By Sheela Narayanan
WELCOME to matrimony 2.0. What was once strictly a personal and word-of-mouth activity helmed by the family's elders, arranged marriages in the Indian community have evolved in the 21st century.
Forget visiting the homes of a potential bride or groom and sizing them up over the rim of a coffee or tea cup from the corner of your eye.
Globalisation, migration and technology have pushed matchmaking on to the World Wide Web, changing the way the Indian diaspora finds a suitable boy or girl.
Over the past decade, the Internet has played a big role in the way Indians get to meet their life partners. Cupid now hides behind a mouse, waiting to launch his arrows.
When Ms Nisha Arul (not her real name) thought it was time to settle down, she drew up her wishlist. She wanted her partner to be someone from her own community; someone who shared her passions or, at the very least, appreciated them. She told tabla! she hardly met anyone in Singapore that she could "click with".

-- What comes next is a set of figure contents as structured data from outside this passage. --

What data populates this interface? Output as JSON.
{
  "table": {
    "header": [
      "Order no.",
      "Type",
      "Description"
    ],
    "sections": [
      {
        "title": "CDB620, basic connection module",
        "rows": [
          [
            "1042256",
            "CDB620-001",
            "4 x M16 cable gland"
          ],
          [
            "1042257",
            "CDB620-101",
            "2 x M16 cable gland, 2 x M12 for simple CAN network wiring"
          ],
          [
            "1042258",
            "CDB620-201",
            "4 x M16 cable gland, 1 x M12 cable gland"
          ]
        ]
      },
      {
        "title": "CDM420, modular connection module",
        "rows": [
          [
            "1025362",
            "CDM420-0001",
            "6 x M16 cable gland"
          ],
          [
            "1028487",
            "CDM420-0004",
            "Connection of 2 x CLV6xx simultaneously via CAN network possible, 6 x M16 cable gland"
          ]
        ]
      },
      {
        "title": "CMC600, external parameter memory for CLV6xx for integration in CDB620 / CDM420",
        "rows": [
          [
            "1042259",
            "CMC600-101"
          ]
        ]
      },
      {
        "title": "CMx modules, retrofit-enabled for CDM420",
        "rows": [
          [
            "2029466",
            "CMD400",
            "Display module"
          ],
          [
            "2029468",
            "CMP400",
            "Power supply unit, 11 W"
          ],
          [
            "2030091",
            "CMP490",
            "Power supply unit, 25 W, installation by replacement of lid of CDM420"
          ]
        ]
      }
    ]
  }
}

Said the 29-year-old master's student: "Having a social life in Singapore is difficult and it was tough for me to meet potential partners that I liked."
So she turned to the Internet. She logged on to Shaadi.com, put up a profile and described the kind of man she was looking for with a few clicks of the mouse. Within hours, she had a few interested callers "knocking" on her profile.

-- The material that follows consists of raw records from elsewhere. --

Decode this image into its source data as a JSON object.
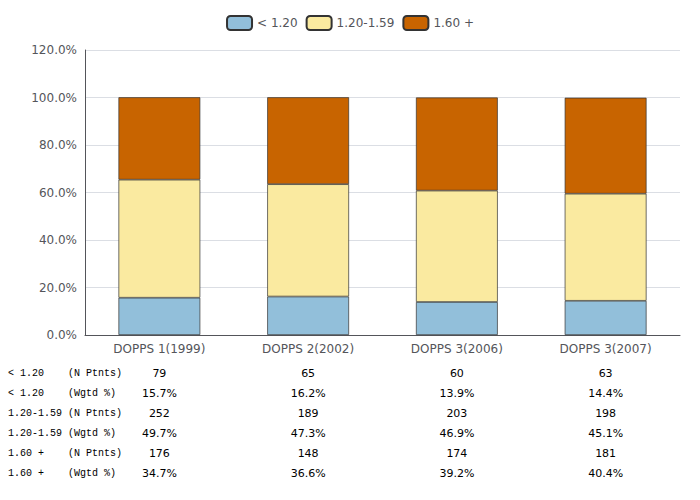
{
  "chart_data": {
    "type": "bar",
    "stacked": true,
    "categories": [
      "DOPPS 1(1999)",
      "DOPPS 2(2002)",
      "DOPPS 3(2006)",
      "DOPPS 3(2007)"
    ],
    "series": [
      {
        "name": "< 1.20",
        "color": "#92BFDA",
        "values": [
          15.7,
          16.2,
          13.9,
          14.4
        ]
      },
      {
        "name": "1.20-1.59",
        "color": "#FAEAA0",
        "values": [
          49.7,
          47.3,
          46.9,
          45.1
        ]
      },
      {
        "name": "1.60 +",
        "color": "#C86400",
        "values": [
          34.7,
          36.6,
          39.2,
          40.4
        ]
      }
    ],
    "ylim": [
      0,
      120
    ],
    "yticks": [
      {
        "value": 0,
        "label": "0.0%"
      },
      {
        "value": 20,
        "label": "20.0%"
      },
      {
        "value": 40,
        "label": "40.0%"
      },
      {
        "value": 60,
        "label": "60.0%"
      },
      {
        "value": 80,
        "label": "80.0%"
      },
      {
        "value": 100,
        "label": "100.0%"
      },
      {
        "value": 120,
        "label": "120.0%"
      }
    ],
    "grid": true,
    "legend": "top",
    "table": {
      "row_labels": [
        "< 1.20    (N Ptnts)",
        "< 1.20    (Wgtd %)",
        "1.20-1.59 (N Ptnts)",
        "1.20-1.59 (Wgtd %)",
        "1.60 +    (N Ptnts)",
        "1.60 +    (Wgtd %)"
      ],
      "values": [
        [
          "79",
          "65",
          "60",
          "63"
        ],
        [
          "15.7%",
          "16.2%",
          "13.9%",
          "14.4%"
        ],
        [
          "252",
          "189",
          "203",
          "198"
        ],
        [
          "49.7%",
          "47.3%",
          "46.9%",
          "45.1%"
        ],
        [
          "176",
          "148",
          "174",
          "181"
        ],
        [
          "34.7%",
          "36.6%",
          "39.2%",
          "40.4%"
        ]
      ]
    }
  }
}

"While nothing came out of Shaadi.com, I made a few friends online. The people I met were all serious about having a relationship and eventually getting married. One girl I know, a Singaporean, met her husband on this site and moved to Dubai where he was working," she said.
Ms Arul eventually met her husband, who was based in the US, via another matrimonial website.
Since the late 1990s, sites such as Shaadi.com, Bharat Matrimony.com and Jeevansathi.com have had over 10 million people signing up, with more than five million logging on at any one time.
Shaadi.com recently claimed on its site that it is responsible for a million marriages around the world while Bharat Matrimony has set up drop-in centres around India as well as offices in the US, UK and the Middle- East where people can register in person and hand in their profiles.
The success of these sites lies with the level of customisation they offer their members. Members can specify their requirements like the potential partner's state of origin, language, nationality, profession; religion, caste, the type of family values, dietary preference, blood type and even that old matchmaking option, complexion - fair, wheatish or tanned.
The sites also allow parents to post profiles of their children online.